Despite the frequent alterations in rotating lineup, the ditching of its original script (which centered on the discovery of all this music in a buried vault), the lawsuit filed by original cast member John Payne (the suit was settled in 2015), and multiple venue changes, the show has never flagged musically.

The band just smokes, and the show regularly tops TripAdvisor rankings as the city’s best production show and has received multiple Best of Las Vegas awards in the Review-Journal.

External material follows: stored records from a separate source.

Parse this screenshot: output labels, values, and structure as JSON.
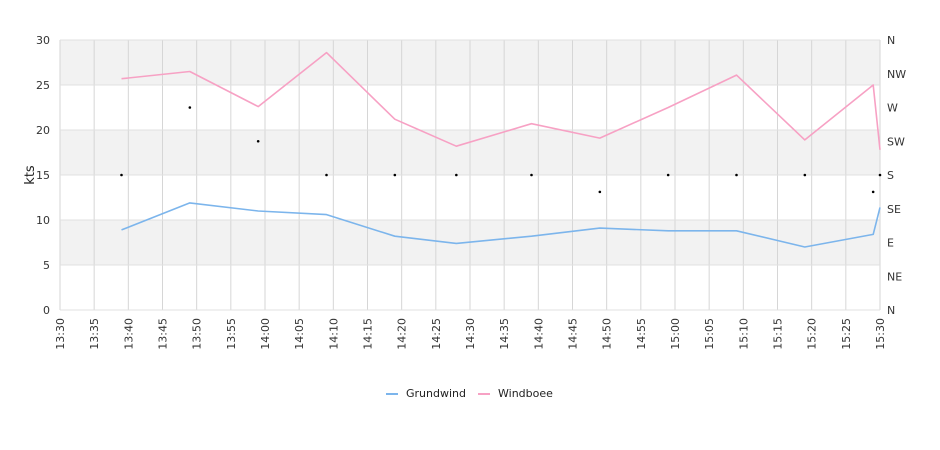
{
  "chart_data": {
    "type": "line",
    "title": "",
    "xlabel": "",
    "ylabel": "kts",
    "ylim": [
      0,
      30
    ],
    "y_ticks": [
      "0",
      "5",
      "10",
      "15",
      "20",
      "25",
      "30"
    ],
    "x_range": [
      "13:30",
      "15:30"
    ],
    "x_ticks": [
      "13:30",
      "13:35",
      "13:40",
      "13:45",
      "13:50",
      "13:55",
      "14:00",
      "14:05",
      "14:10",
      "14:15",
      "14:20",
      "14:25",
      "14:30",
      "14:35",
      "14:40",
      "14:45",
      "14:50",
      "14:55",
      "15:00",
      "15:05",
      "15:10",
      "15:15",
      "15:20",
      "15:25",
      "15:30"
    ],
    "right_axis_ticks": [
      "N",
      "NE",
      "E",
      "SE",
      "S",
      "SW",
      "W",
      "NW",
      "N"
    ],
    "grid": true,
    "legend_position": "bottom",
    "series": [
      {
        "name": "Grundwind",
        "color": "#7cb5ec",
        "x": [
          "13:39",
          "13:49",
          "13:59",
          "14:09",
          "14:19",
          "14:28",
          "14:39",
          "14:49",
          "14:59",
          "15:09",
          "15:19",
          "15:29",
          "15:30"
        ],
        "values": [
          8.9,
          11.9,
          11.0,
          10.6,
          8.2,
          7.4,
          8.2,
          9.1,
          8.8,
          8.8,
          7.0,
          8.4,
          11.4
        ]
      },
      {
        "name": "Windboee",
        "color": "#f7a1c4",
        "x": [
          "13:39",
          "13:49",
          "13:59",
          "14:09",
          "14:19",
          "14:28",
          "14:39",
          "14:49",
          "14:59",
          "15:09",
          "15:19",
          "15:29",
          "15:30"
        ],
        "values": [
          25.7,
          26.5,
          22.6,
          28.6,
          21.2,
          18.2,
          20.7,
          19.1,
          22.5,
          26.1,
          18.9,
          25.0,
          17.8
        ]
      }
    ],
    "direction_points": {
      "x": [
        "13:39",
        "13:49",
        "13:59",
        "14:09",
        "14:19",
        "14:28",
        "14:39",
        "14:49",
        "14:59",
        "15:09",
        "15:19",
        "15:29",
        "15:30"
      ],
      "values": [
        "S",
        "W",
        "SW",
        "S",
        "S",
        "S",
        "S",
        "SSE",
        "S",
        "S",
        "S",
        "SSE",
        "S"
      ]
    }
  }
}
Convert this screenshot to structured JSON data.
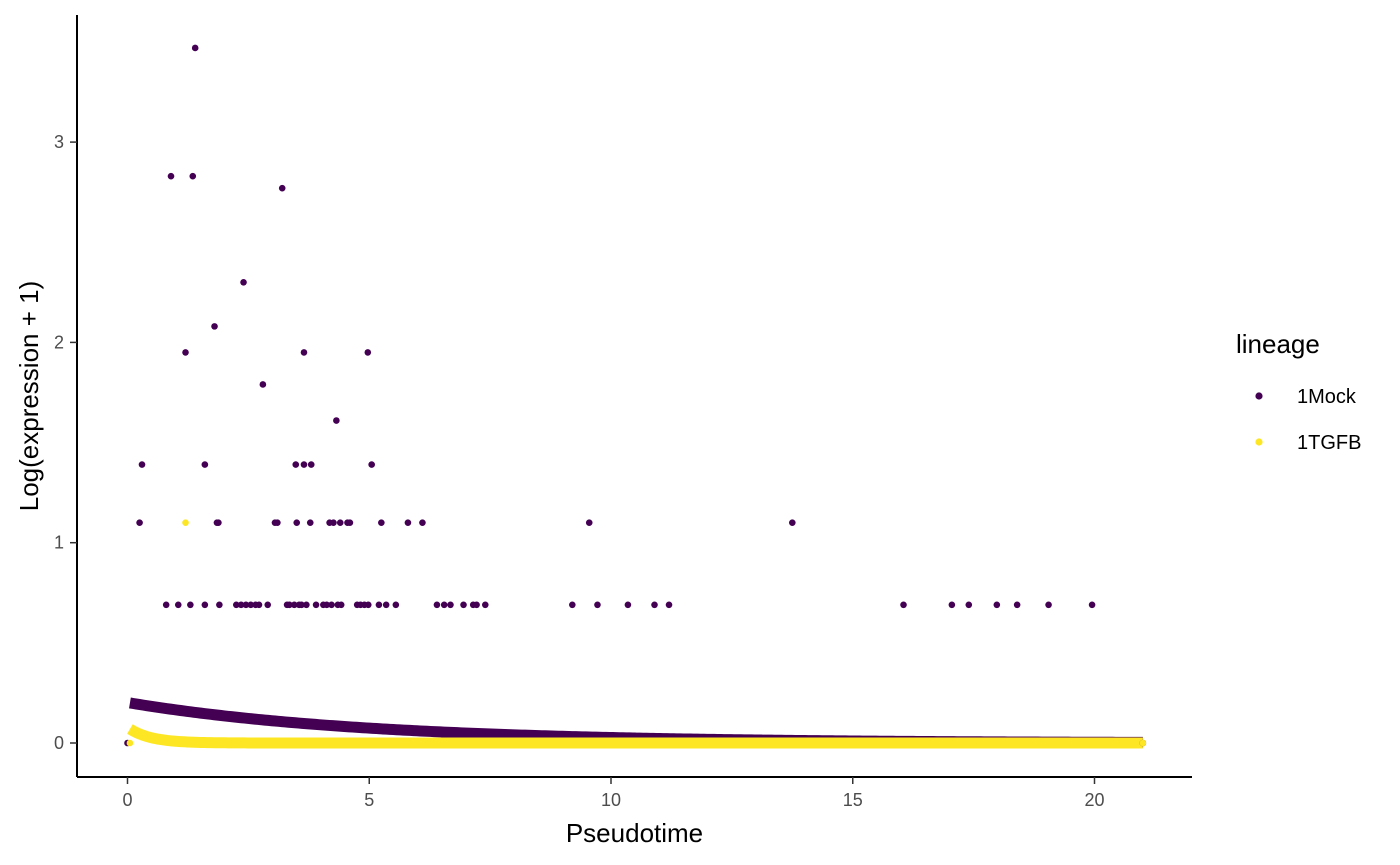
{
  "chart_data": {
    "type": "scatter",
    "title": "",
    "xlabel": "Pseudotime",
    "ylabel": "Log(expression + 1)",
    "xlim": [
      -1,
      22
    ],
    "ylim": [
      -0.17,
      3.63
    ],
    "x_ticks": [
      0,
      5,
      10,
      15,
      20
    ],
    "y_ticks": [
      0,
      1,
      2,
      3
    ],
    "grid": false,
    "legend": {
      "title": "lineage",
      "position": "right"
    },
    "series": [
      {
        "name": "1Mock",
        "color": "#440154",
        "points": [
          [
            0.0,
            0.0
          ],
          [
            0.25,
            1.1
          ],
          [
            0.3,
            1.39
          ],
          [
            0.8,
            0.69
          ],
          [
            0.9,
            2.83
          ],
          [
            1.05,
            0.69
          ],
          [
            1.2,
            1.95
          ],
          [
            1.3,
            0.69
          ],
          [
            1.35,
            2.83
          ],
          [
            1.4,
            3.47
          ],
          [
            1.6,
            1.39
          ],
          [
            1.6,
            0.69
          ],
          [
            1.8,
            2.08
          ],
          [
            1.85,
            1.1
          ],
          [
            1.9,
            0.69
          ],
          [
            1.88,
            1.1
          ],
          [
            2.25,
            0.69
          ],
          [
            2.35,
            0.69
          ],
          [
            2.4,
            2.3
          ],
          [
            2.45,
            0.69
          ],
          [
            2.55,
            0.69
          ],
          [
            2.65,
            0.69
          ],
          [
            2.72,
            0.69
          ],
          [
            2.8,
            1.79
          ],
          [
            2.9,
            0.69
          ],
          [
            3.05,
            1.1
          ],
          [
            3.1,
            1.1
          ],
          [
            3.2,
            2.77
          ],
          [
            3.3,
            0.69
          ],
          [
            3.35,
            0.69
          ],
          [
            3.45,
            0.69
          ],
          [
            3.48,
            1.39
          ],
          [
            3.5,
            1.1
          ],
          [
            3.55,
            0.69
          ],
          [
            3.6,
            0.69
          ],
          [
            3.65,
            1.95
          ],
          [
            3.65,
            1.39
          ],
          [
            3.7,
            0.69
          ],
          [
            3.78,
            1.1
          ],
          [
            3.8,
            1.39
          ],
          [
            3.9,
            0.69
          ],
          [
            4.05,
            0.69
          ],
          [
            4.12,
            0.69
          ],
          [
            4.18,
            1.1
          ],
          [
            4.22,
            0.69
          ],
          [
            4.26,
            1.1
          ],
          [
            4.32,
            1.61
          ],
          [
            4.35,
            0.69
          ],
          [
            4.4,
            1.1
          ],
          [
            4.42,
            0.69
          ],
          [
            4.55,
            1.1
          ],
          [
            4.6,
            1.1
          ],
          [
            4.75,
            0.69
          ],
          [
            4.82,
            0.69
          ],
          [
            4.9,
            0.69
          ],
          [
            4.97,
            1.95
          ],
          [
            4.98,
            0.69
          ],
          [
            5.05,
            1.39
          ],
          [
            5.2,
            0.69
          ],
          [
            5.25,
            1.1
          ],
          [
            5.35,
            0.69
          ],
          [
            5.55,
            0.69
          ],
          [
            5.8,
            1.1
          ],
          [
            6.1,
            1.1
          ],
          [
            6.4,
            0.69
          ],
          [
            6.55,
            0.69
          ],
          [
            6.68,
            0.69
          ],
          [
            6.95,
            0.69
          ],
          [
            7.15,
            0.69
          ],
          [
            7.22,
            0.69
          ],
          [
            7.4,
            0.69
          ],
          [
            9.2,
            0.69
          ],
          [
            9.55,
            1.1
          ],
          [
            9.72,
            0.69
          ],
          [
            10.35,
            0.69
          ],
          [
            10.9,
            0.69
          ],
          [
            11.2,
            0.69
          ],
          [
            13.75,
            1.1
          ],
          [
            16.05,
            0.69
          ],
          [
            17.05,
            0.69
          ],
          [
            17.4,
            0.69
          ],
          [
            17.98,
            0.69
          ],
          [
            18.4,
            0.69
          ],
          [
            19.05,
            0.69
          ],
          [
            19.95,
            0.69
          ],
          [
            21.0,
            0.0
          ]
        ],
        "smooth": {
          "y0": 0.2,
          "decay": 0.2,
          "x_start": 0.05,
          "x_end": 21.0
        }
      },
      {
        "name": "1TGFB",
        "color": "#FDE725",
        "points": [
          [
            1.2,
            1.1
          ],
          [
            0.05,
            0.0
          ],
          [
            21.0,
            0.0
          ]
        ],
        "smooth": {
          "y0": 0.07,
          "decay": 2.2,
          "x_start": 0.05,
          "x_end": 21.0
        }
      }
    ]
  }
}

Before Saturday’s performance, Cowell took the stage to thank three officials from the show’s days at the Hilton and LVH — former GM Ron Johnson, longtime Entertainment Director Rick White and Vice President Cami Christensen — who helped keep the show’s pulse alive when rumors raced around the resort that it would close.

When Westgate Resorts snapped up LVH, Rock Vault moved to Tropicana for a time before closing there in August 2016, resurfacing at Vinyl in March. The Hard Rock Hotel brass, particularly hotel Chief Operating Officer Jody Lake and Vice President of Entertainment Chas Smith, has found the right combination for the Vault at Vinyl.

Watching Shortino call out Whitesnake’s “Here I Go Again,” (often while gripping his crystal-skull cane, which seems to be an actual living entity) and Freeman crush it with Journey’s “Separate Ways,” or Leese’s dexterous solo on Heart’s “Alone,” never gets old. These musicians seem to defy time, as if preserved for eternity in their own rock vault.

We’d call for an encore, but we’ll save that for another day.